Plastic-Eating Microorganisms Could Herald New Environmental Future for Plastics Industry

One of the biggest issues holding back the widespread use of plastics and, in turn, challenging plastics engineers and manufacturers is decomposition, or rather, the inability to properly recycle materials organically. Unlike organic materials such as wood and even many metals, plastics cannot be digested by animals or degraded by the environment. In fact, plastics present potentially lethal consequences for unsuspecting mammals and microorganisms. Moreover, should they be ingested by key food producers such as plants and livestock, humans are put at great risk of intoxication. This, of course, comes in addition to the problematic effect of plastics disposal in terms of oceanic and land pollution.

There is research to suggest, however, that plastics are entering a new horizon of biodegradability and could well be the food source of the future – specifically for the latest breeds of bacteria, fungi and small organisms. In recent years, a host of microorganisms appear to have developed a resistance to the toxicity inherent in plastics and, moreover, developed a penchant for polymers.

Just last month, biologists in Japan discovered a new species of bacteria capable of consuming plastic. Named Ideonella Sakaiensis 201-F6, the bacteria is able to break down plastic by using two enzymes to hydrolyse Polyethylene Terephthalate (PET). PET is the most common thermoplastic polymer resin of the polyester family and is found in drinks bottles as well as clothing.
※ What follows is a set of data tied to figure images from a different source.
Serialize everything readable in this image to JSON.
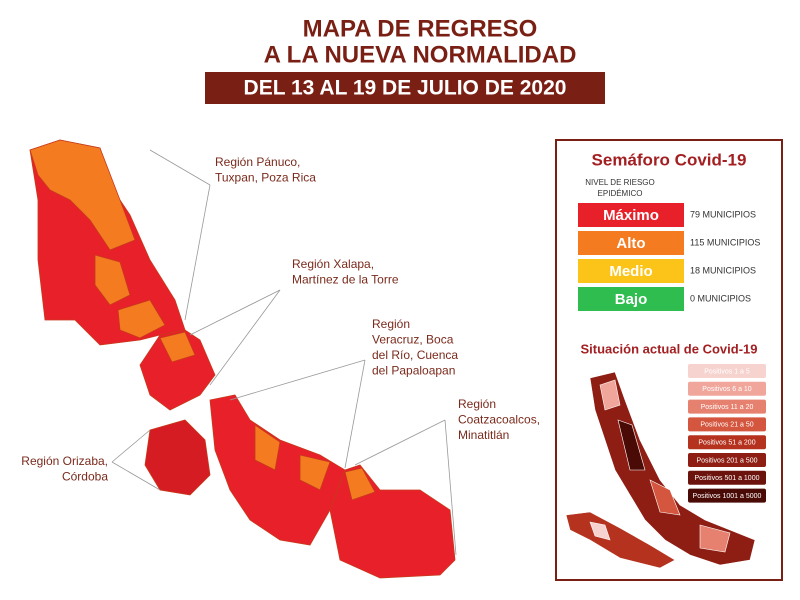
{
  "header": {
    "title_line1": "MAPA DE REGRESO",
    "title_line2": "A LA NUEVA NORMALIDAD",
    "date_banner": "DEL 13 AL 19 DE JULIO DE 2020"
  },
  "regions": [
    {
      "label_lines": [
        "Región Pánuco,",
        "Tuxpan, Poza Rica"
      ]
    },
    {
      "label_lines": [
        "Región Xalapa,",
        "Martínez de la Torre"
      ]
    },
    {
      "label_lines": [
        "Región",
        "Veracruz, Boca",
        "del Río, Cuenca",
        "del Papaloapan"
      ]
    },
    {
      "label_lines": [
        "Región",
        "Coatzacoalcos,",
        "Minatitlán"
      ]
    },
    {
      "label_lines": [
        "Región Orizaba,",
        "Córdoba"
      ]
    }
  ],
  "legend": {
    "title": "Semáforo Covid-19",
    "subtitle_lines": [
      "NIVEL DE RIESGO",
      "EPIDÉMICO"
    ],
    "levels": [
      {
        "label": "Máximo",
        "count": "79 MUNICIPIOS",
        "color": "#e8202a"
      },
      {
        "label": "Alto",
        "count": "115 MUNICIPIOS",
        "color": "#f47b20"
      },
      {
        "label": "Medio",
        "count": "18 MUNICIPIOS",
        "color": "#fcc419"
      },
      {
        "label": "Bajo",
        "count": "0 MUNICIPIOS",
        "color": "#2ebd4e"
      }
    ]
  },
  "situation": {
    "title": "Situación actual de Covid-19",
    "ranges": [
      {
        "label": "Positivos 1 a 5",
        "color": "#f7d3cf"
      },
      {
        "label": "Positivos 6 a 10",
        "color": "#f0a69b"
      },
      {
        "label": "Positivos 11 a 20",
        "color": "#e6806f"
      },
      {
        "label": "Positivos 21 a 50",
        "color": "#d4563f"
      },
      {
        "label": "Positivos 51 a 200",
        "color": "#b5321f"
      },
      {
        "label": "Positivos 201 a 500",
        "color": "#8e1e14"
      },
      {
        "label": "Positivos 501 a 1000",
        "color": "#6b130c"
      },
      {
        "label": "Positivos 1001 a 5000",
        "color": "#4a0b06"
      }
    ]
  }
}
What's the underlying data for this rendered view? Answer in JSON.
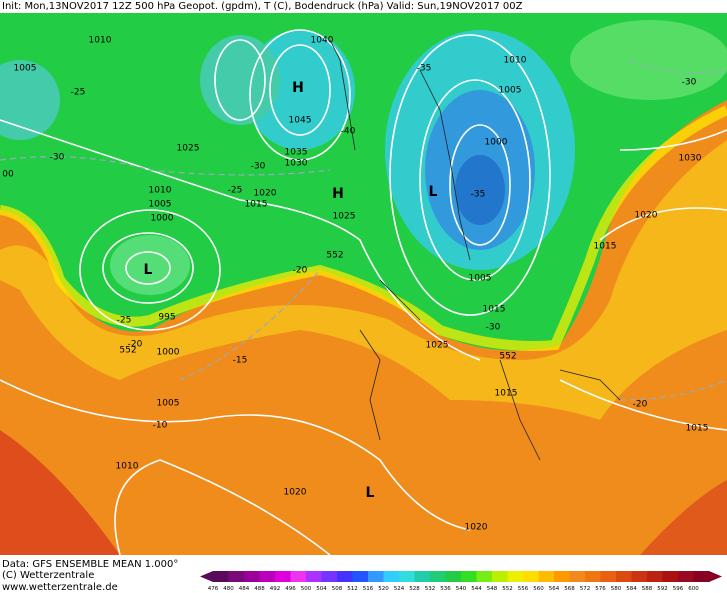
{
  "header": {
    "title": "Init: Mon,13NOV2017 12Z 500 hPa Geopot. (gpdm), T (C), Bodendruck (hPa) Valid: Sun,19NOV2017 00Z"
  },
  "map": {
    "labels": [
      "1010",
      "1005",
      "-25",
      "-30",
      "00",
      "1025",
      "1010",
      "1005",
      "1000",
      "L",
      "-25",
      "995",
      "-20",
      "552",
      "1000",
      "-15",
      "1005",
      "-10",
      "1010",
      "1020",
      "L",
      "1020",
      "1040",
      "H",
      "1045",
      "1035",
      "1030",
      "-30",
      "-25",
      "1020",
      "1015",
      "H",
      "1025",
      "-20",
      "552",
      "-40",
      "-35",
      "1010",
      "1005",
      "1000",
      "L",
      "-35",
      "1005",
      "1015",
      "-30",
      "1025",
      "552",
      "1015",
      "-30",
      "1030",
      "1020",
      "1015",
      "-20",
      "1015"
    ]
  },
  "footer": {
    "lines": [
      "Data: GFS ENSEMBLE MEAN 1.000°",
      "(C) Wetterzentrale",
      "www.wetterzentrale.de"
    ]
  },
  "colorbar": {
    "labels": [
      "476",
      "480",
      "484",
      "488",
      "492",
      "496",
      "500",
      "504",
      "508",
      "512",
      "516",
      "520",
      "524",
      "528",
      "532",
      "536",
      "540",
      "544",
      "548",
      "552",
      "556",
      "560",
      "564",
      "568",
      "572",
      "576",
      "580",
      "584",
      "588",
      "592",
      "596",
      "600"
    ]
  }
}
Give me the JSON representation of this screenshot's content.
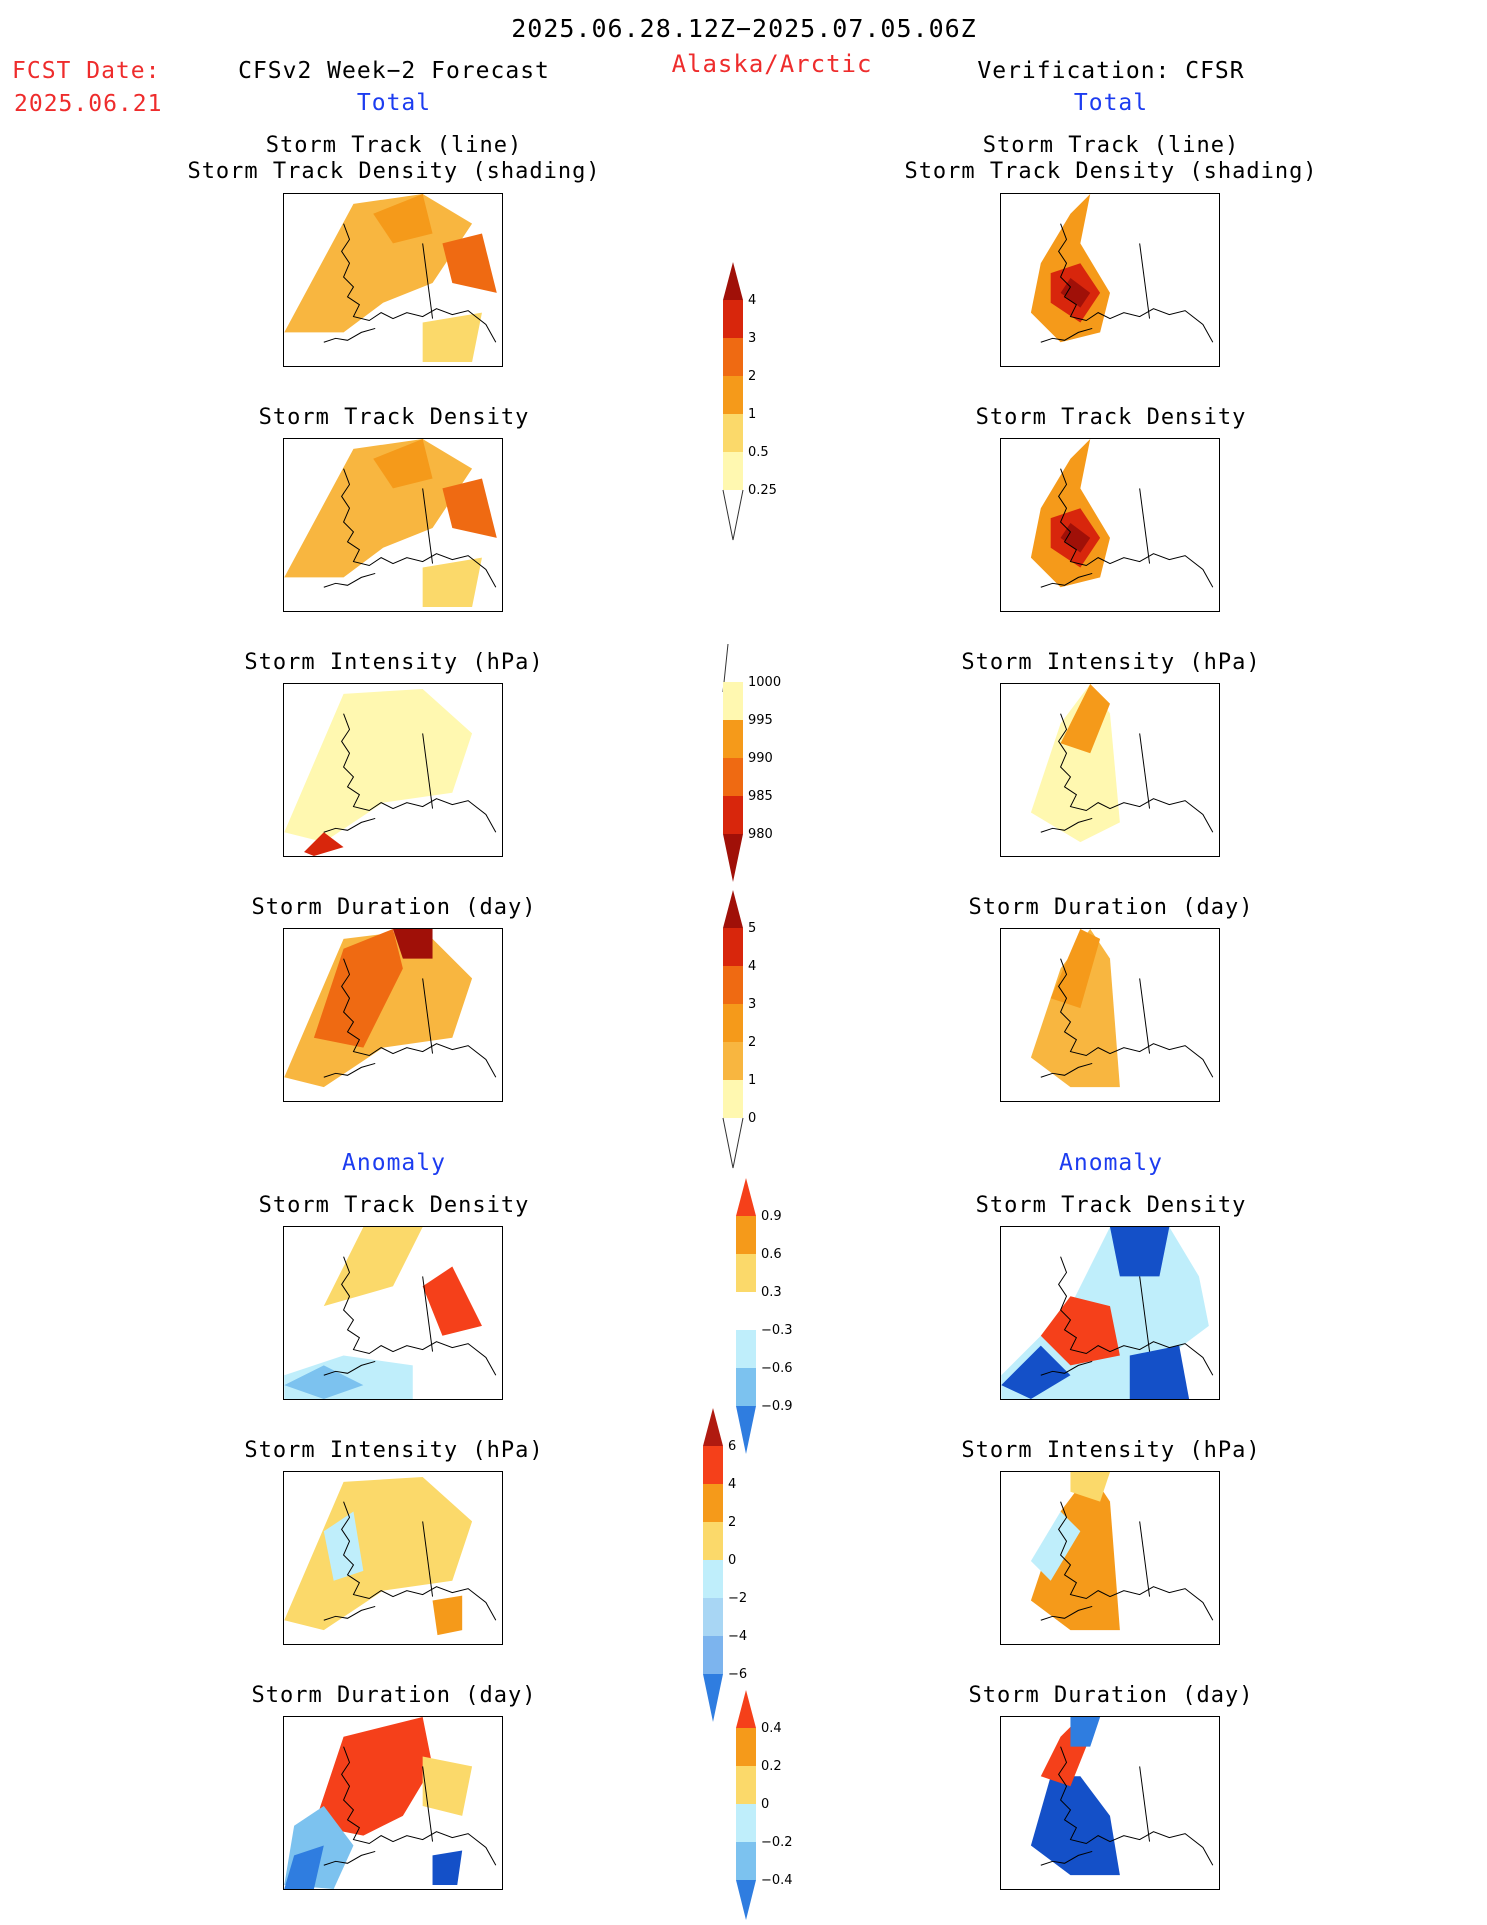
{
  "header": {
    "date_range": "2025.06.28.12Z−2025.07.05.06Z",
    "region": "Alaska/Arctic",
    "fcst_label": "FCST Date:",
    "fcst_date": "2025.06.21",
    "left_title": "CFSv2 Week−2 Forecast",
    "right_title": "Verification: CFSR",
    "left_sub": "Total",
    "right_sub": "Total"
  },
  "sections": {
    "anomaly_left": "Anomaly",
    "anomaly_right": "Anomaly"
  },
  "panels": {
    "track_line": "Storm Track (line)",
    "track_density_shading": "Storm Track Density (shading)",
    "track_density": "Storm Track Density",
    "intensity": "Storm Intensity (hPa)",
    "duration": "Storm Duration (day)"
  },
  "colorbars": {
    "density_total": [
      "4",
      "3",
      "2",
      "1",
      "0.5",
      "0.25"
    ],
    "intensity_total": [
      "1000",
      "995",
      "990",
      "985",
      "980"
    ],
    "duration_total": [
      "5",
      "4",
      "3",
      "2",
      "1",
      "0"
    ],
    "density_anom": [
      "0.9",
      "0.6",
      "0.3",
      "−0.3",
      "−0.6",
      "−0.9"
    ],
    "intensity_anom": [
      "6",
      "4",
      "2",
      "0",
      "−2",
      "−4",
      "−6"
    ],
    "duration_anom": [
      "0.4",
      "0.2",
      "0",
      "−0.2",
      "−0.4"
    ]
  },
  "colors": {
    "title_red": "#ee2c2c",
    "title_blue": "#1c3cf0",
    "c_0_25": "#fff8b0",
    "c_0_5": "#fbd96a",
    "c_1": "#f8b640",
    "c_2": "#f59a1a",
    "c_3": "#ef6a12",
    "c_4": "#d8260c",
    "c_5": "#a01008",
    "c_neg1": "#bfeefb",
    "c_neg2": "#7cc2ef",
    "c_neg3": "#2f7de0",
    "c_neg4": "#1450c8"
  }
}
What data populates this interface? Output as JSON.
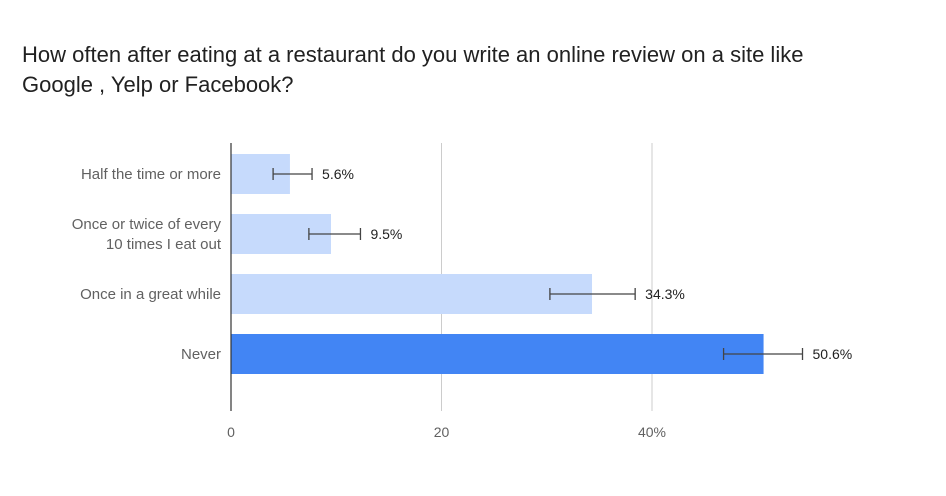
{
  "chart_data": {
    "type": "bar",
    "orientation": "horizontal",
    "title_lines": [
      "How often after eating at a restaurant do you write an online review on a site like",
      "Google , Yelp or Facebook?"
    ],
    "categories": [
      [
        "Half the time or more"
      ],
      [
        "Once or twice of every",
        "10 times I eat out"
      ],
      [
        "Once in a great while"
      ],
      [
        "Never"
      ]
    ],
    "values": [
      5.6,
      9.5,
      34.3,
      50.6
    ],
    "value_labels": [
      "5.6%",
      "9.5%",
      "34.3%",
      "50.6%"
    ],
    "error_bars": [
      {
        "low": 4.0,
        "high": 7.7
      },
      {
        "low": 7.4,
        "high": 12.3
      },
      {
        "low": 30.3,
        "high": 38.4
      },
      {
        "low": 46.8,
        "high": 54.3
      }
    ],
    "highlighted_index": 3,
    "xlim": [
      0,
      60
    ],
    "x_ticks": [
      0,
      20,
      40
    ],
    "x_tick_labels": [
      "0",
      "20",
      "40%"
    ],
    "grid": true,
    "legend": "none"
  },
  "colors": {
    "bar": "#c6dafc",
    "bar_highlight": "#4285f4",
    "gridline": "#cccccc",
    "axis": "#333333",
    "error_bar": "#444444"
  }
}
By breeding and employing the bacteria on landfill and ocean dump-sites, researchers hope to cut plastics pollution considerably.

It’s by no means the first advance in a biodegradable plastics future; the discovery follows the development of a plastic-eating fungus back in 2014. Researchers at Austria’s Livin Studio found that edible fungi, Fungi Mutarium, can be cultivated on a combination of waste plastics and agar jelly providing certain environmental control variables were in place. At maturation point, the fungus has broken down and consumed the plastic, leaving no waste product, and can be safely ingested by humans. If harnessed, Fungi Mutarium could well be the latest and most environmentally-friendly way to grow your own.

On a somewhat less palatable note, Stanford University found that mealworms, too, are able to feed of plastics, including the less degradable of all – polystyrene. Research by the Californian institution suggests the darkling beetle larvae can degrade polystyrene into useful organic material at a rate of between 0.35-0.4 milligrams a day. Furthermore, styrofoam-fed mealworms displayed no difference in growth rate or health to those feeding on a normal diet of grains, fungi and dead plants during the month-long experiment. If commercialised, mealworms could – like Ideonella Sakaiensis 201-F6 – be used to digest discarded plastics on a large-scale.

Mealworms

The ability to recycle plastics without increasing either carbon emissions or threatening the natural environment is something for which industries have been searching for an epoch. These pioneering developments in organic decomposition are amongst the most promising signs that an environmental plastics future is possible, and they could well be the innovative answer to the multimillion dollar question.